La potenza divina è anche fonte della legge natura e del diritto naturale, che definisce le leggi secondo cui ogni individuo è determinato ad agire:
« Ma siccome la potenza di tutta la natura è la potenza dell’insieme di tutti i suoi individui, ciascun individuo ha il pieno diritto su tutto ciò che può, ossia il diritto di ciascuno si estende fin dove si estende la sua potenza determinata. E poiché è legge di natura che ogni cosa si sforzi di perseverare nel suo stato, ciascun individuo possiede il pieno diritto a perseverare nel suo essere, a esistere e agire come è determinato naturalmente. » (Trattato teologico-politico)
Diritto naturale e potenza si identificano: ognuno avrà tanto diritto naturale quanta sarà la sua potenza di agire. Tale potenza si può però esprimere in ogni uomo o come ragione, nel caso abbia conoscenza adeguata, o come passione, nel caso abbia conoscenza inadeguata.

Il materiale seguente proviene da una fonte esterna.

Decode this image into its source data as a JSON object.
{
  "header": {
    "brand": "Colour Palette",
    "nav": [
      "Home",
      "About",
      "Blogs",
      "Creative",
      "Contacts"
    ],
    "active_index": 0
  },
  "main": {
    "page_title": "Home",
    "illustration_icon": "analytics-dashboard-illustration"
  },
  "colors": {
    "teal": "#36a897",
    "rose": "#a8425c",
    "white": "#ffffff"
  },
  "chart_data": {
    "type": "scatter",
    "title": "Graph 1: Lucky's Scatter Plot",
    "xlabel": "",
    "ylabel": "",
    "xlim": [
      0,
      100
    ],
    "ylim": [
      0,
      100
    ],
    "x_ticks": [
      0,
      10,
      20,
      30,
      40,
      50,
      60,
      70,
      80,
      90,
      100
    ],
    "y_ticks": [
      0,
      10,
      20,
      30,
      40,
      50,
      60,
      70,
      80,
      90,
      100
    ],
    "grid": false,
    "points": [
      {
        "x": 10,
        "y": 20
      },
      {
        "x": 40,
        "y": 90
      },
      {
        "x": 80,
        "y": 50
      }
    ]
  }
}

Ora, dato che non tutte le espressioni della propria potenza sono indifferentemente buone, bisogna determinare quale sia la modalità migliore, per fare in modo che venga utilizzata al meglio nella ricerca del vero utile. Se infatti il diritto naturale è sempre legittimo tanto che lo si eserciti sotto la guida della ragione che sotto la guida delle passioni, è chiaro d’altro canto che esercitarlo secondo ragione sia meglio che farlo seguendo il cieco istinto.
Ammesso dunque che agire liberamente significa «conoscenza delle leggi che regolano i fenomeni naturali e del loro carattere di necessità, consapevolezza della propria appartenenza a tale sistema, e comportamento pratico coerente con tale consapevolezza» (Studi su Hobbes e Spinoza), la virtù può essere definita come «abito conforme a ragione per eccellenza, […] capacità di agire in modo autonomo, ossia secondo le leggi della propria natura o essenza, al fine di perseguire il proprio utile» (Ivi).
Il conatus è sì il presupposto e il fine di ogni nostra azione, ma non tutte le nostre azioni possono veramente soddisfare tale desiderio: se infatti siamo guidati dalle passioni, e quindi non conosciamo adeguatamente, non è detto che ciò che compiamo ci sia veramente utile, perché potrebbe arrecarci danno, dato che ne abbiamo conoscenza inadeguata. Per avere invece la certezza su cosa sia effettivamente buono dobbiamo essere guidati dalla ragione, che ci fornisce una conoscenza adeguata delle cose. La virtù allora coincide proprio con questo agire guidato dalla ragione, agire che ci sarà sempre utile in quanto intende le cose e le sue cause.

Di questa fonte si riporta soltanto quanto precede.